Known as “Outpouring Teams,” Asbury students go out either in groups or in pairs to local churches and testify about their experiences.
Rev. Greg Haseloff, associate dean of Spiritual Life at Asbury, says the teams are “both formalized and very organic,” noting that they have a coordinator who reports to him.
“In a very short amount of time, the 16-day move of God at Asbury garnered national and global awareness. The interest from churches, colleges and universities, and other communities of faith was extremely strong—and came with the desire to hear a firsthand account,” Haseloff says.
“The outpouring received a broad affirmation of authenticity—which elevated the requests for teams—which also testified to the stirring hunger within the Church to see a manifestation of God in our current world.”
Between 30–35 Asbury students have been involved in the Outpouring Teams, while as many as 20 other students have independently gone to places and shared their stories.
Haseloff explains that teams have a two-fold impact, with the first being that “the teams have grown the confidence of our students” to share their faith and pray for others, while the second is their impact on the broader Christian community.
“The impact on the churches has elevated the desire of churches to experience a move of God, and to be a vital community of faith where they are,” he continues. “They witnessed worship times extend beyond the normal expectation, and they’ve experienced amazing hospitality—communities hosting our students with great love, care, kindness, and generosity.”
Asbury Strategic Communications Director Abby Laub says the outpouring teams have gone around the area to speak and the number of team members sharing their experiences with churches and others continues to grow.
“Our students are amazing and have enjoyed the opportunities to share with others,” says Laub. “We are receiving many requests from all over and it’s beautiful to see how God is still moving through this.”
Since the close of the 16-day revival experience, there has been a bigger focus on small groups for students to connect with mentors and engage in discipleship, according to Laub.
“Many people have stepped up to walk alongside our students in discipleship and mentorship,” she says, noting that the small groups are both on and off campus.

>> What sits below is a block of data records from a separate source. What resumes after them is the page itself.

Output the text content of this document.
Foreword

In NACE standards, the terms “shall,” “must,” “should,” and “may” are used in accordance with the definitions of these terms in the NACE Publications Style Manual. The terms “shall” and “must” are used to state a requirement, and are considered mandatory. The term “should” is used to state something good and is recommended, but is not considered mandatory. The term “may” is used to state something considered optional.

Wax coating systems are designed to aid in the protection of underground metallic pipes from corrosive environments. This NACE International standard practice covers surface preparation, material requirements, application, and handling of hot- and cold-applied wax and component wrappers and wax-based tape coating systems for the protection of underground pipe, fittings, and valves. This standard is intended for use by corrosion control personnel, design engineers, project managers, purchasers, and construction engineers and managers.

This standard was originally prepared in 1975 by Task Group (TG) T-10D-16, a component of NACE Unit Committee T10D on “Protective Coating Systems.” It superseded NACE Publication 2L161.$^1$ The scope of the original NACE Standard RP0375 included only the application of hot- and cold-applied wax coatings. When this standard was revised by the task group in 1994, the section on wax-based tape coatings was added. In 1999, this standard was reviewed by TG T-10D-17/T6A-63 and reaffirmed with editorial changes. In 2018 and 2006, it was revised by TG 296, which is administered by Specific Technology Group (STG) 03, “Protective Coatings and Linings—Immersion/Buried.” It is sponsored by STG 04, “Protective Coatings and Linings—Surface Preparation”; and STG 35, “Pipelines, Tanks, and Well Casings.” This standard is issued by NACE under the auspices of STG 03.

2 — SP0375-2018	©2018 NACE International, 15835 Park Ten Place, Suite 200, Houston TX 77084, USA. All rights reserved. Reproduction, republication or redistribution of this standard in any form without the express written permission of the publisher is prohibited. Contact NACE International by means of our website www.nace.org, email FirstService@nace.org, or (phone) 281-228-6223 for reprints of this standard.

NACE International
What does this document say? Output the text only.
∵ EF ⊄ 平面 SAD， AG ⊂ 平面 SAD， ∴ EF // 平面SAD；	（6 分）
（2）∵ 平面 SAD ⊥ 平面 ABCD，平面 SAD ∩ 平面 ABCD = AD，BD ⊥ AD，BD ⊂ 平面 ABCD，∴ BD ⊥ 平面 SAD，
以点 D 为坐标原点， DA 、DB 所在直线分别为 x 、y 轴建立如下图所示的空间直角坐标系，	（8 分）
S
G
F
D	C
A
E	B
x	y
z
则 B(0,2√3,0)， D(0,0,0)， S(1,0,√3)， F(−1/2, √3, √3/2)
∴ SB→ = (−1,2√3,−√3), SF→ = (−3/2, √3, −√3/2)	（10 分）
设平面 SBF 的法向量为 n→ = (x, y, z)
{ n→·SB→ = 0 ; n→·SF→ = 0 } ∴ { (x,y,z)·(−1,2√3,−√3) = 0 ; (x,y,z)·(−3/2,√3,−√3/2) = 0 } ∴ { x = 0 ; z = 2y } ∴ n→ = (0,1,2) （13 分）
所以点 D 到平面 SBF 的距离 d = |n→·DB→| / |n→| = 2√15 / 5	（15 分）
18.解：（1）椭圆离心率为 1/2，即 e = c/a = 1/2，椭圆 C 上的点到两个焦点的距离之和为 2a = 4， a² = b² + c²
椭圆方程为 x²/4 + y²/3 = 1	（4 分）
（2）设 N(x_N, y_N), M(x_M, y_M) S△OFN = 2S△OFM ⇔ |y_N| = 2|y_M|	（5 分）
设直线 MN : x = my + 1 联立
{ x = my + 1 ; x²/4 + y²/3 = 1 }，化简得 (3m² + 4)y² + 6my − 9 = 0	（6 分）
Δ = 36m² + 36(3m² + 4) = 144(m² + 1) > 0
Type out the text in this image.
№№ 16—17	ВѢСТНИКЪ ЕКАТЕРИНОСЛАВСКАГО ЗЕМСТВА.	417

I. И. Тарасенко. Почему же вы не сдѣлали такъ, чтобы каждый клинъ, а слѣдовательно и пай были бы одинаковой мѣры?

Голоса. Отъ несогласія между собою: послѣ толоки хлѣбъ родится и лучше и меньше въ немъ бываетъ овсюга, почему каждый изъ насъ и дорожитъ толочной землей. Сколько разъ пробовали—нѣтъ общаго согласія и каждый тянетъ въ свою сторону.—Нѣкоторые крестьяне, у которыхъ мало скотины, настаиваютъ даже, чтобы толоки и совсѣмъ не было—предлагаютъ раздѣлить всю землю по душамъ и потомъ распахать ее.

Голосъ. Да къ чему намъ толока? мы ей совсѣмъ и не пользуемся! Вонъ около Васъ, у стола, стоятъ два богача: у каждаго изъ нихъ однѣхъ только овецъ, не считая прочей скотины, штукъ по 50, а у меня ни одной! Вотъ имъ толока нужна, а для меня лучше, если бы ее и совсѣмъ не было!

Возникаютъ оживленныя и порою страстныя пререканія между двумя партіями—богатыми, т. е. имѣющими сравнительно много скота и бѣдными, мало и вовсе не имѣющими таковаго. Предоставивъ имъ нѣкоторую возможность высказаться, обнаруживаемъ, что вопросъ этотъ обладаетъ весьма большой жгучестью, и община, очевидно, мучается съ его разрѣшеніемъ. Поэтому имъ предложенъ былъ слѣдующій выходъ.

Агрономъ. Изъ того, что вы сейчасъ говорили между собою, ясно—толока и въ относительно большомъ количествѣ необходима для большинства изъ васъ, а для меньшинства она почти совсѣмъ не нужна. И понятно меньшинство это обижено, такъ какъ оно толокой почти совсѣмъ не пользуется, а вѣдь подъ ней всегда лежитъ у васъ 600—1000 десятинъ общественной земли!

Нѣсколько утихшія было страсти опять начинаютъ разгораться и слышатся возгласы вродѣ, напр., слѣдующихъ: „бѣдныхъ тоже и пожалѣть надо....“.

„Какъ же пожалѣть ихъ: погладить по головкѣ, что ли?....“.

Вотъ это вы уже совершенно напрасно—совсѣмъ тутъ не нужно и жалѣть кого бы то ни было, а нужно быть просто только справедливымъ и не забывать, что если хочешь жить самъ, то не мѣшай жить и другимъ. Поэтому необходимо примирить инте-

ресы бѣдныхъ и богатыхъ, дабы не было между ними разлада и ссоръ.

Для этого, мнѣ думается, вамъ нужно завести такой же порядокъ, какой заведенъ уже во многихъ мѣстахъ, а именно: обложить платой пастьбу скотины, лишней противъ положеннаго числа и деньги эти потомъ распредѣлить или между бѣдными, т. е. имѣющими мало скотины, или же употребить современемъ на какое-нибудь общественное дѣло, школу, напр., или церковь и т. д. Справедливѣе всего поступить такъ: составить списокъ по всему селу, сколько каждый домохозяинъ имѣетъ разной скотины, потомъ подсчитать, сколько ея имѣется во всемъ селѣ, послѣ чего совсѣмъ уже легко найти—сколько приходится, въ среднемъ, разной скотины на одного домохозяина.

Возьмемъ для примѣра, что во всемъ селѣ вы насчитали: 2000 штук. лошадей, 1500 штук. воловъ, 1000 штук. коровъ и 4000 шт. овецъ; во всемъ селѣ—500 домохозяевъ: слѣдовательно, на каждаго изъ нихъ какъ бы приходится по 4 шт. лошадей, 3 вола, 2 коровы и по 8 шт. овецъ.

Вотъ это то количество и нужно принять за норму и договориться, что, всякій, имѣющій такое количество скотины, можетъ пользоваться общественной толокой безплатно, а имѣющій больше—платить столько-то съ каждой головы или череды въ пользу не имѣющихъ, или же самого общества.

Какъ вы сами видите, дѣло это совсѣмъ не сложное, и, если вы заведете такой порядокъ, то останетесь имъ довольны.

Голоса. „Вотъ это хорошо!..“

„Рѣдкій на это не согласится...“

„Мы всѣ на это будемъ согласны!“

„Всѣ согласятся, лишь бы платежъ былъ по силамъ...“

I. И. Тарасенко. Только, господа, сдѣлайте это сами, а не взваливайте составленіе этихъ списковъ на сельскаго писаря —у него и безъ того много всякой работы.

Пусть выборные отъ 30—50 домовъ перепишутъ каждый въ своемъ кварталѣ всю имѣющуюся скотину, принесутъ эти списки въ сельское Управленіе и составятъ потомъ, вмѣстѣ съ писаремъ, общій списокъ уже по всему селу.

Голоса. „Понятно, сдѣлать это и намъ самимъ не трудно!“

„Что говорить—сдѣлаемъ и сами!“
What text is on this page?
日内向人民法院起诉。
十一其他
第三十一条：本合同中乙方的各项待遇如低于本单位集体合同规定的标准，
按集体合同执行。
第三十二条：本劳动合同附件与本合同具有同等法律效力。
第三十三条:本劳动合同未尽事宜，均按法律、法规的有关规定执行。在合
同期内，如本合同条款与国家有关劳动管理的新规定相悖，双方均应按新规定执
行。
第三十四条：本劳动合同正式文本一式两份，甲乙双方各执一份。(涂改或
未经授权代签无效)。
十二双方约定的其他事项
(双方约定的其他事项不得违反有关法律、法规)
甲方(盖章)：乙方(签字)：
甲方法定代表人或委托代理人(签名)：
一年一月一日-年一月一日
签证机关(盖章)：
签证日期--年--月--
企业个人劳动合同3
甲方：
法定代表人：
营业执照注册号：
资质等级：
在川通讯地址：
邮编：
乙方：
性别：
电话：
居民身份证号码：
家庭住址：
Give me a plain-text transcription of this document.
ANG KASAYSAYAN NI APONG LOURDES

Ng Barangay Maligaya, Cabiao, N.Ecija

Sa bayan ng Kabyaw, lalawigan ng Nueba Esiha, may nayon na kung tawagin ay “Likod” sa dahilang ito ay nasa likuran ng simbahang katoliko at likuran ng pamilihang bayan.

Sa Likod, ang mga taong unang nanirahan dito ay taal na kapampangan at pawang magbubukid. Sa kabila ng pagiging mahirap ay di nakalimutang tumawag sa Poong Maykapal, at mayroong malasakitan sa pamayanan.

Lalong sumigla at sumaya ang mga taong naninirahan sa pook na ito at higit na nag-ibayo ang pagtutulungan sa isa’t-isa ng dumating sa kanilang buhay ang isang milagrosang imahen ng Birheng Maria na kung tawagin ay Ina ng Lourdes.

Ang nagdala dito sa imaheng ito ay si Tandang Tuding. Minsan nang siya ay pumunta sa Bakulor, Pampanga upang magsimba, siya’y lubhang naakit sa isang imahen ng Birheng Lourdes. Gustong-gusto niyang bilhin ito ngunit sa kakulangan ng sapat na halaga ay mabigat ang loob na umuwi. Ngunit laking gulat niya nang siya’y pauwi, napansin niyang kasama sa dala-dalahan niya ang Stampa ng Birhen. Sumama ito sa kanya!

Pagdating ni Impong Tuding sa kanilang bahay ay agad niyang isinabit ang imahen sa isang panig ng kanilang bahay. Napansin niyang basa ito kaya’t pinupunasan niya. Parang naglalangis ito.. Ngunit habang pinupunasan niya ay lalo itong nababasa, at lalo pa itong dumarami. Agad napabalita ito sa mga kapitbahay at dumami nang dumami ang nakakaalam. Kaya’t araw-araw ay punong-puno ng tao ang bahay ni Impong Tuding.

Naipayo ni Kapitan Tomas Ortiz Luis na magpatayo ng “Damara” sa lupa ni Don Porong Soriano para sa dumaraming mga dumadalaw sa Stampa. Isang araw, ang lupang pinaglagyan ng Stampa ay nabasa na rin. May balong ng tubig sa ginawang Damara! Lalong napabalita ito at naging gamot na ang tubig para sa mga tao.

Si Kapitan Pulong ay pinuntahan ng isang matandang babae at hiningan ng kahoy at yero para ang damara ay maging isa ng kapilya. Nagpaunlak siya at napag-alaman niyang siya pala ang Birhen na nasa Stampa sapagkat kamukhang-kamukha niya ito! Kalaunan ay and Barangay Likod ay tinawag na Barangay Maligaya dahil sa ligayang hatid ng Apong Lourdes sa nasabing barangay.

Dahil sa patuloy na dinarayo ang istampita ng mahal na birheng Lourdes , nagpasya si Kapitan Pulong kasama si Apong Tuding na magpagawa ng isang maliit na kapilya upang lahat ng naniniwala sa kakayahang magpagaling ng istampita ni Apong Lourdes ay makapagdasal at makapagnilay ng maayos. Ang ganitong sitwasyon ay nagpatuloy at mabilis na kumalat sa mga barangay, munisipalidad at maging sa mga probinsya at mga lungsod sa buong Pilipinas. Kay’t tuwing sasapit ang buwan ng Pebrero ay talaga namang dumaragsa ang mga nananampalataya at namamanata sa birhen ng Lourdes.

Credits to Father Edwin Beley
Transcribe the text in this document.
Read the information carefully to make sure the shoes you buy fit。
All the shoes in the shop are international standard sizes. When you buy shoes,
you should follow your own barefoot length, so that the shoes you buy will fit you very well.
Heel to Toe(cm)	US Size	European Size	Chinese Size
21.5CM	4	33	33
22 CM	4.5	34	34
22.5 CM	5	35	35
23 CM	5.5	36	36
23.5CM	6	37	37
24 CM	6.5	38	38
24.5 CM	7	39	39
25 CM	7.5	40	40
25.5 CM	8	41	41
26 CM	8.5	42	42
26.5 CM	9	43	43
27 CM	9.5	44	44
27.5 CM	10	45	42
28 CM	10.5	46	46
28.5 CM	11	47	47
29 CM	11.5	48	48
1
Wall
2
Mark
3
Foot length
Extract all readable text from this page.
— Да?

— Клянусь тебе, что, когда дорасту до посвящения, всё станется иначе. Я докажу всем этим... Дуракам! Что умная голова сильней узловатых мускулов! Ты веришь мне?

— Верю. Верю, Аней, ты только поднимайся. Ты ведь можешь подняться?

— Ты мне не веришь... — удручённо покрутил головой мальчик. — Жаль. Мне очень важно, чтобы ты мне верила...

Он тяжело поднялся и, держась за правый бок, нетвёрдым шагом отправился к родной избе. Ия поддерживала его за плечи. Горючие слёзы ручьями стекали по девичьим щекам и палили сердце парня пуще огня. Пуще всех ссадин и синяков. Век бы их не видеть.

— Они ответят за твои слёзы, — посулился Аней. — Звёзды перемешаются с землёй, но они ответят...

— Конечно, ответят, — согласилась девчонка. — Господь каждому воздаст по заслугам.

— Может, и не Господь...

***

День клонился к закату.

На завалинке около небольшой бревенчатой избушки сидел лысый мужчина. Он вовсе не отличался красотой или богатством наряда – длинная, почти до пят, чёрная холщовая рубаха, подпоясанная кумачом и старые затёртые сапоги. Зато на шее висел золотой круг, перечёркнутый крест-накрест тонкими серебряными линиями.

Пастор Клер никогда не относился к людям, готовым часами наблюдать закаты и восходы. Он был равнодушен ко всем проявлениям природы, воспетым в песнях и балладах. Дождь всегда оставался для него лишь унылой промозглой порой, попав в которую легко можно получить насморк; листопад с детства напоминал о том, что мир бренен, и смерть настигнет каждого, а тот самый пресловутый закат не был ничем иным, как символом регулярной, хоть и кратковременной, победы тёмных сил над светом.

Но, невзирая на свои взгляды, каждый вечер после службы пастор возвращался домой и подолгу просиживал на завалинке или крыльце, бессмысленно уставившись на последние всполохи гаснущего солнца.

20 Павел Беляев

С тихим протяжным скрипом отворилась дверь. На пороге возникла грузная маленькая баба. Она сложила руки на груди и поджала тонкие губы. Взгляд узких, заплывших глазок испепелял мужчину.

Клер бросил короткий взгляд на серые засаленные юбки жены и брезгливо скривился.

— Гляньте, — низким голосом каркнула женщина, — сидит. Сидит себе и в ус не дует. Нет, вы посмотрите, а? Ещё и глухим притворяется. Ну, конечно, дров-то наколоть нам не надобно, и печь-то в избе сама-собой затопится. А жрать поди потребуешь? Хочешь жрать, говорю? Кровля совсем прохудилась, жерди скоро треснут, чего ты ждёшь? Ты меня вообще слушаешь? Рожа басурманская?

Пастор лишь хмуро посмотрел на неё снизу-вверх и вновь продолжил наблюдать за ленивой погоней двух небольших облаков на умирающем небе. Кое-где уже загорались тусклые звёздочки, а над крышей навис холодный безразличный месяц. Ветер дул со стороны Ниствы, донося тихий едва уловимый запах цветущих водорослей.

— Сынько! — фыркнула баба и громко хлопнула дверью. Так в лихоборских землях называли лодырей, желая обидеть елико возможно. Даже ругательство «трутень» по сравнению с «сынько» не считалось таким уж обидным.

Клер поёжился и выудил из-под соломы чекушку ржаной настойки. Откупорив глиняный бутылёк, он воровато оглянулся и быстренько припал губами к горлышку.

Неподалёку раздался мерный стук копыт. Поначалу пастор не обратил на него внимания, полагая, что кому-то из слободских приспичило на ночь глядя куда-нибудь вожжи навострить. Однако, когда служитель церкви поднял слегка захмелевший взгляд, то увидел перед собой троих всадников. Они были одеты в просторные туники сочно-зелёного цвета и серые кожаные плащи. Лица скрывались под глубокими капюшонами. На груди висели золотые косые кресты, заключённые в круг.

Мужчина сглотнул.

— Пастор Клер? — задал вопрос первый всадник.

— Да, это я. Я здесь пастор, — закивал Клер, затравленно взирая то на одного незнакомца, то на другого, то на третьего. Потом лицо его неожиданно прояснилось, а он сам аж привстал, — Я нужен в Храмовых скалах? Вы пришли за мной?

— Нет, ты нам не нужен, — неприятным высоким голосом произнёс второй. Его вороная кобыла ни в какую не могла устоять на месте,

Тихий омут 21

“Our faculty and staff are continually amazed by how God worked and is still working and are remaining in a posture of service and humility,” notes Laub.
In February, the Hughes Auditorium at Asbury became the epicenter for an impromptu worship service that drew tens of thousands of students and people from across the U.S. and worldwide to the small town of 6,000 over the course of 16 days.
MICHAEL GRYBOSKI, taken from The Christian Post.